Too bad many people confuse means and ends. Cardinal Joseph Zen Ze-kiun said recently that one should choose to be an upright person who seeks the truth and who has a loving heart. This is well said, but to be a truthful and loving person, one also has to be humble. Without humility, one becomes arrogant, and one may then unwittingly dictate one’s will on others. Last year a 17-year-old girl from Uttar Pradesh’s Devariya district in India was killed by her grandfather and uncles for wearing jeans in the village. The killers thought they were doing the right thing. To think subjectively that one is an upright and loving person is not enough; one needs also to have the wisdom to judge what is in the best interests of the people whom one loves. If you love the people of Hong Kong, you would not create havoc by blockading Hong Kong’s thoroughfares, ransacking the Legislative Council building, vandalizing traffic lamps, MTR stations, and shops, and even setting fire to people who hold a different view. You would prefer to restore Hong Kong to peace. If you are an upright and loving person, you would not discriminate against visitors from the Chinese mainland, and you would respect other people’s choices. If you are open-minded and not a slave to ideology, you will see what the Chinese government has done for its people, and you would not call it a “totalitarian” state. You would ask: Is China serving its people and the world better, or is the US serving its people and the world better?
The top leaders of China are selected based on merit from among the populace. The key question is whether this will serve the country better than “free and open elections”. Given human nature as it is, those who seek election have to attract votes through promises of different kinds, and they tend to focus on short-term results. As they need political donations from wealthy people and from businesses, they have to look after their interests, often more than the interests of the general public. We cannot say, a priori, which system is “more democratic”.
Mencius put it very well: “People must come first, next come the state, and last come the ruler.” As Mr John Lee Ka-chiu put it in his manifesto after he announced he would run for the CE post, he will bring in key performance indicators (KPIs) to gauge how the government performs. More recently, he explained that the KPI is not there to assess the performance of individual officials but the performance of the government. But what exactly should the KPI be? In the business world, the KPI could be sales or profit, or some other quantifiable indicators that would goad executives to deliver and serve shareholder interests. In the case of the government, the KPI must be how well the government serves its people.

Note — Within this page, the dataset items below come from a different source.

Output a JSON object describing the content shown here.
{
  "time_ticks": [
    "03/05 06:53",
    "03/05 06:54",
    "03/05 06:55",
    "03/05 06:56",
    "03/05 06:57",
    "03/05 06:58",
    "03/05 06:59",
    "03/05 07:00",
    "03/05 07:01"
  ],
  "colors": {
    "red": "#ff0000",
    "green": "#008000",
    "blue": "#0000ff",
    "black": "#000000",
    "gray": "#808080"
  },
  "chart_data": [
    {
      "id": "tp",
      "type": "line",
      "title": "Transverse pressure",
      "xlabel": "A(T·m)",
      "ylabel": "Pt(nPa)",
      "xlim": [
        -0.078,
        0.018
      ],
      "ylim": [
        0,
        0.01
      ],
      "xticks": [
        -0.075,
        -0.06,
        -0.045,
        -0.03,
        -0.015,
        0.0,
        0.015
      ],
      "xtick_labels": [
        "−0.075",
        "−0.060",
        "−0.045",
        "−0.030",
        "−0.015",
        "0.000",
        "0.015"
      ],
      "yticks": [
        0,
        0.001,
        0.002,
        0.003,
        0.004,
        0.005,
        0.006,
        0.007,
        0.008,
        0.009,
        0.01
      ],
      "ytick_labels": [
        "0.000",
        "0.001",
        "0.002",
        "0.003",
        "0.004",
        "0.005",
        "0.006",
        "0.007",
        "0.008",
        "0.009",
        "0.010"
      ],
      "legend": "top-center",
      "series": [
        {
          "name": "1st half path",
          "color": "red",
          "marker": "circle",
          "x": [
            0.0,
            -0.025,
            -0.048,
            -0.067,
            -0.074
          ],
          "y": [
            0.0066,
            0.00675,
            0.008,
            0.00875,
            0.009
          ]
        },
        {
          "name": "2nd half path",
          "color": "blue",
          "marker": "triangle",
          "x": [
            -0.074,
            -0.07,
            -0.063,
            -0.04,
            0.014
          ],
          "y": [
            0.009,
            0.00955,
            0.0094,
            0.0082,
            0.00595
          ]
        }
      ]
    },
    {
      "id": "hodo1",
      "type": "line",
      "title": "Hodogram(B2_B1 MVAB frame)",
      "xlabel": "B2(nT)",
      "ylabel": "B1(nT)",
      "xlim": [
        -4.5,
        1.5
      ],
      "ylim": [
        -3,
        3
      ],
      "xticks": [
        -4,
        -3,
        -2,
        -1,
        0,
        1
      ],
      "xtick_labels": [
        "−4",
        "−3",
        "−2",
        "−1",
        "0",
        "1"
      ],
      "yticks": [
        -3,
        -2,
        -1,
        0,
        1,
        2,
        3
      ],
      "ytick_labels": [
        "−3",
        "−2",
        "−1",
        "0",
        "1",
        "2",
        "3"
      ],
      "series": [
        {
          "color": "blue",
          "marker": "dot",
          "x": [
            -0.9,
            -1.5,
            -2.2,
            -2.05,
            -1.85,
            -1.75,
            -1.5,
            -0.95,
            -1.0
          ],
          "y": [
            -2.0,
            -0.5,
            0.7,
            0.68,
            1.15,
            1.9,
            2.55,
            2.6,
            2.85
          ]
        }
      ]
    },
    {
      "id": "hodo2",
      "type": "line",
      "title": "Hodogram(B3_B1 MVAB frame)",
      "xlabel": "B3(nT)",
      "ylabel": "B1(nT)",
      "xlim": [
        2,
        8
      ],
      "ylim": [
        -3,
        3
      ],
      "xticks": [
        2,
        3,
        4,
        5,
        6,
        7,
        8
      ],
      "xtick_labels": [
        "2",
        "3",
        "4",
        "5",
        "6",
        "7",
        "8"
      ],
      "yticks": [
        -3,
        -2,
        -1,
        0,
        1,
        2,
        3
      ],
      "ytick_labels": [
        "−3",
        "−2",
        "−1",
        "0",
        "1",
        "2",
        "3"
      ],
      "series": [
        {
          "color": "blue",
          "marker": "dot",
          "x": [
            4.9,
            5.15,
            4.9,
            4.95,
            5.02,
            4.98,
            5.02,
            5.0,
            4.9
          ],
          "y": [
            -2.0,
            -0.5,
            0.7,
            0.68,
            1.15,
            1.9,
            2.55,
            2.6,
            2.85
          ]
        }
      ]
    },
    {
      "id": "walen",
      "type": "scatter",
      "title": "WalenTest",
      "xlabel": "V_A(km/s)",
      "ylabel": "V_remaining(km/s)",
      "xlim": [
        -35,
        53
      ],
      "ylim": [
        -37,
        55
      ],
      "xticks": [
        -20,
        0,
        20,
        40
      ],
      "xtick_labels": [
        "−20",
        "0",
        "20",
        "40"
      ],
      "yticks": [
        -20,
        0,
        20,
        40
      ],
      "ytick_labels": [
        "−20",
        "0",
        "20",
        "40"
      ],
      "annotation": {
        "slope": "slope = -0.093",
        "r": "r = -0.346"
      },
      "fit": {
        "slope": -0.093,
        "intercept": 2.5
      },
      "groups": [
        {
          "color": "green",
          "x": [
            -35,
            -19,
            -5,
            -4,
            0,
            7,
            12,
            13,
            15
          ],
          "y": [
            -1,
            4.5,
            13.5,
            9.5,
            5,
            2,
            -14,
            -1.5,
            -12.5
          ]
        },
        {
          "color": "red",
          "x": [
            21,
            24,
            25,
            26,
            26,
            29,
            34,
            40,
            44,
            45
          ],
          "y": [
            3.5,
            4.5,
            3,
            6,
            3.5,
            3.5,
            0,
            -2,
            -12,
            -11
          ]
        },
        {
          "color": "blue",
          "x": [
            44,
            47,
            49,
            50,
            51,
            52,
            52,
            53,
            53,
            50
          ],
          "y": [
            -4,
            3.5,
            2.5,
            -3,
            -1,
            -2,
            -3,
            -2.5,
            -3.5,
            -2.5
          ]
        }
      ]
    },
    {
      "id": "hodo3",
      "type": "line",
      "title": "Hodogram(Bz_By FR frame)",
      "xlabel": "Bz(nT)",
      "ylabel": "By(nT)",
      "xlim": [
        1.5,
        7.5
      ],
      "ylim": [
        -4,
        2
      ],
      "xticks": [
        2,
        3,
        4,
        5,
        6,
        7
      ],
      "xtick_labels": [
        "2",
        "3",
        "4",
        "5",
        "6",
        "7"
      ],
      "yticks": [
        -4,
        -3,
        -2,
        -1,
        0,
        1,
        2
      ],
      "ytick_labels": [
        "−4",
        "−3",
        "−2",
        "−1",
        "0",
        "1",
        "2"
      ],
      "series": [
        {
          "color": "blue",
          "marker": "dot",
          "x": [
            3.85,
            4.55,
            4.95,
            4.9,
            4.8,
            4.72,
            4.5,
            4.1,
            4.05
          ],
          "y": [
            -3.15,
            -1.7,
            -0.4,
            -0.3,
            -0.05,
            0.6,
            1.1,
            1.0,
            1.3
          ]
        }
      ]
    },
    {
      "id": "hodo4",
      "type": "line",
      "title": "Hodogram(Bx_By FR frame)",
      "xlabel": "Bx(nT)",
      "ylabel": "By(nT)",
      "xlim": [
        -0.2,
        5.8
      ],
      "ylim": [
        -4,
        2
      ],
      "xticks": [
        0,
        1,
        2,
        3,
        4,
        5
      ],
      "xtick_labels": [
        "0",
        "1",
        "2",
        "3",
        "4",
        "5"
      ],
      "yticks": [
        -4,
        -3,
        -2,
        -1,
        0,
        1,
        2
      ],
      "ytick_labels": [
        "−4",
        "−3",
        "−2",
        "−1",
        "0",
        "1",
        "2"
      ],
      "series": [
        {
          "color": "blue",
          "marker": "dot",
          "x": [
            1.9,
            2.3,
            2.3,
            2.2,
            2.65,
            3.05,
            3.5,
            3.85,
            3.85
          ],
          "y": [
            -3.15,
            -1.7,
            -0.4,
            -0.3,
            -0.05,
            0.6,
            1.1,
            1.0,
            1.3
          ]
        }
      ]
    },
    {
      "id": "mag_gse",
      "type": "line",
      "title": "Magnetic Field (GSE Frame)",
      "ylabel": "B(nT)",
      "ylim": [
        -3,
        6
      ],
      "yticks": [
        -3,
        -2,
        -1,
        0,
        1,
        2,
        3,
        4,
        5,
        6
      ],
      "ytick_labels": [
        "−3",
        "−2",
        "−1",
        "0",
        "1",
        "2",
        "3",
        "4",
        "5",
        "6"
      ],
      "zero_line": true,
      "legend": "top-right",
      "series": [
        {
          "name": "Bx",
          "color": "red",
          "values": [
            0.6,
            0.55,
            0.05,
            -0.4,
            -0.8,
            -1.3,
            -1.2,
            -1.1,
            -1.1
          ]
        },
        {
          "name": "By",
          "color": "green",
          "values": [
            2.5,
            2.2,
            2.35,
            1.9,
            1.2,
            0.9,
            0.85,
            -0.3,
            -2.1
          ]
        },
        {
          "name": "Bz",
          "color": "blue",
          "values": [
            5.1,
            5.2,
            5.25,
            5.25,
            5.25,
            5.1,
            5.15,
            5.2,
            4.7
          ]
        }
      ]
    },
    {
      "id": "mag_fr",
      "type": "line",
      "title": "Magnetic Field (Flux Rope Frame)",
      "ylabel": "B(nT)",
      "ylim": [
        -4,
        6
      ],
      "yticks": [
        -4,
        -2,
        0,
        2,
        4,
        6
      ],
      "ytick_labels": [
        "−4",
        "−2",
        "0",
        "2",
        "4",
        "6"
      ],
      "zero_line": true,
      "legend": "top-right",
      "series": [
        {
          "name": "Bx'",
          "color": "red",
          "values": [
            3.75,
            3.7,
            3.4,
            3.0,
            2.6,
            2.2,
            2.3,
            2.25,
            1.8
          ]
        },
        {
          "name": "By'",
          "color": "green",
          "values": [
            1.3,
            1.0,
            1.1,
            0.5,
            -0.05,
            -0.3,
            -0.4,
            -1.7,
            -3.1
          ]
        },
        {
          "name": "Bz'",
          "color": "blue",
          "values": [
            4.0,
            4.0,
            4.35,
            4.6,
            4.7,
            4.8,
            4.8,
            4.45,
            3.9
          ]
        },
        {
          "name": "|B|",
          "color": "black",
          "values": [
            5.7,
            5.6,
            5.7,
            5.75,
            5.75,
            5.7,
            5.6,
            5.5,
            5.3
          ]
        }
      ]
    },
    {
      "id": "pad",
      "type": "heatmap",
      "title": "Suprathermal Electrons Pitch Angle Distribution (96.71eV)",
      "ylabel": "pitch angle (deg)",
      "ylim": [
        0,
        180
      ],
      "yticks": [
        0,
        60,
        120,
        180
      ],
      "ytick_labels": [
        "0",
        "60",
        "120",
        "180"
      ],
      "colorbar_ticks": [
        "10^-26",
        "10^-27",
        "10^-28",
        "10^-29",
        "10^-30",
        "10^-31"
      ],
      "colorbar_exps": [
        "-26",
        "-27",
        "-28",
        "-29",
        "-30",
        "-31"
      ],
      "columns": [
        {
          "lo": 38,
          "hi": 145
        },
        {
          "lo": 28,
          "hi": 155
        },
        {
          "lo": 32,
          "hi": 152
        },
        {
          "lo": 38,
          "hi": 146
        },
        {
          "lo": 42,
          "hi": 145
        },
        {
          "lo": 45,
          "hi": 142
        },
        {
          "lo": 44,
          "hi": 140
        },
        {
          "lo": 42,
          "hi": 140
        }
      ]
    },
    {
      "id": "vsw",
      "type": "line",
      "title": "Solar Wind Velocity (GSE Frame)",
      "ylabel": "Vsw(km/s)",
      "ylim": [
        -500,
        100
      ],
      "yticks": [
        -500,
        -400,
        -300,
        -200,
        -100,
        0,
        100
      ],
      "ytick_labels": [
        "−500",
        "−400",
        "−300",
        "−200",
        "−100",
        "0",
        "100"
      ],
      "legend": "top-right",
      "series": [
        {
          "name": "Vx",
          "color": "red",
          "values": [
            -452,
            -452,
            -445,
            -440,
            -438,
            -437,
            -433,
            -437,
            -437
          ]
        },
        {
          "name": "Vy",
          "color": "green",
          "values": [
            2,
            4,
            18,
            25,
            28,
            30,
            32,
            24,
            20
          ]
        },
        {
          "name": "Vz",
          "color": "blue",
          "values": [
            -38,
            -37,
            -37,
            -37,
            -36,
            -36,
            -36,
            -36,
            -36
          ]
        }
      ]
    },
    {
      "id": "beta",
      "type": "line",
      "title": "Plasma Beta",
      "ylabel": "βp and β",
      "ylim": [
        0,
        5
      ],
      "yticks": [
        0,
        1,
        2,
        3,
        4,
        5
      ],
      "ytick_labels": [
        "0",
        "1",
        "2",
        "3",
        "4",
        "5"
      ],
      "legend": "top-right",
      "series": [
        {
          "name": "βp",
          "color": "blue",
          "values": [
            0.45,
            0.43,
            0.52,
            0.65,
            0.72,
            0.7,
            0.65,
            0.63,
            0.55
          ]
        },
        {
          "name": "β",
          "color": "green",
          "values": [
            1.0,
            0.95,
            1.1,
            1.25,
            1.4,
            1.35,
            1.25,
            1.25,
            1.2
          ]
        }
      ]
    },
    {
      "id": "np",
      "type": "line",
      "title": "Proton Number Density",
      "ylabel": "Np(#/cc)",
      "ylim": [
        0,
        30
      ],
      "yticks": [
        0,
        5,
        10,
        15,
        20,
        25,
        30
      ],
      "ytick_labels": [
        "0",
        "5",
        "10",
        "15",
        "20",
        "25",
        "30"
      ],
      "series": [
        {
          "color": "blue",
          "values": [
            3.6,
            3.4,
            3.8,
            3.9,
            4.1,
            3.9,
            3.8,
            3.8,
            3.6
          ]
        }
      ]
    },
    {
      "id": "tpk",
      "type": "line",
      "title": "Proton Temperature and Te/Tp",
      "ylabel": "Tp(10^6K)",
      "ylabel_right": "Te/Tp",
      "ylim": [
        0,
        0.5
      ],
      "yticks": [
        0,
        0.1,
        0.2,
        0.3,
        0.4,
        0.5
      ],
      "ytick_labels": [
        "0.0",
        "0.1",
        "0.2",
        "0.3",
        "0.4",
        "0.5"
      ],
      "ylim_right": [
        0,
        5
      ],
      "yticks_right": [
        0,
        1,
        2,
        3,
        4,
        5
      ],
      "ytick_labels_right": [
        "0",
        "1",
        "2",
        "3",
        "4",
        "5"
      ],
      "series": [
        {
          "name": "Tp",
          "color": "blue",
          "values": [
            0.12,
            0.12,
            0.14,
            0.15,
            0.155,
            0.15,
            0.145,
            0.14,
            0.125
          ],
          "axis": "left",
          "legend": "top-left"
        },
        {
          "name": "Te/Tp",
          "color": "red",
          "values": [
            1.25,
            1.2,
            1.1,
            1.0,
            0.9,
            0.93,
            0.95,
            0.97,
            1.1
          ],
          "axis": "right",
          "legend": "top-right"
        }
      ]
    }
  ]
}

Although serving the people is the final goal of every government, we will need more specific instrumental goals. Identifying achievable instrumental goals for the short term, medium term, and long term, and going about to achieve them are then the government’s key tasks. The League of Social Democrats would do well to help the government identify these goals to serve as KPIs, rather than being fixated on “double universal suffrage”.
The author is director of the Pan Sutong Shanghai-Hong Kong Economic Policy Research Institute, Lingnan University.
The views do not necessarily reflect those of China Daily.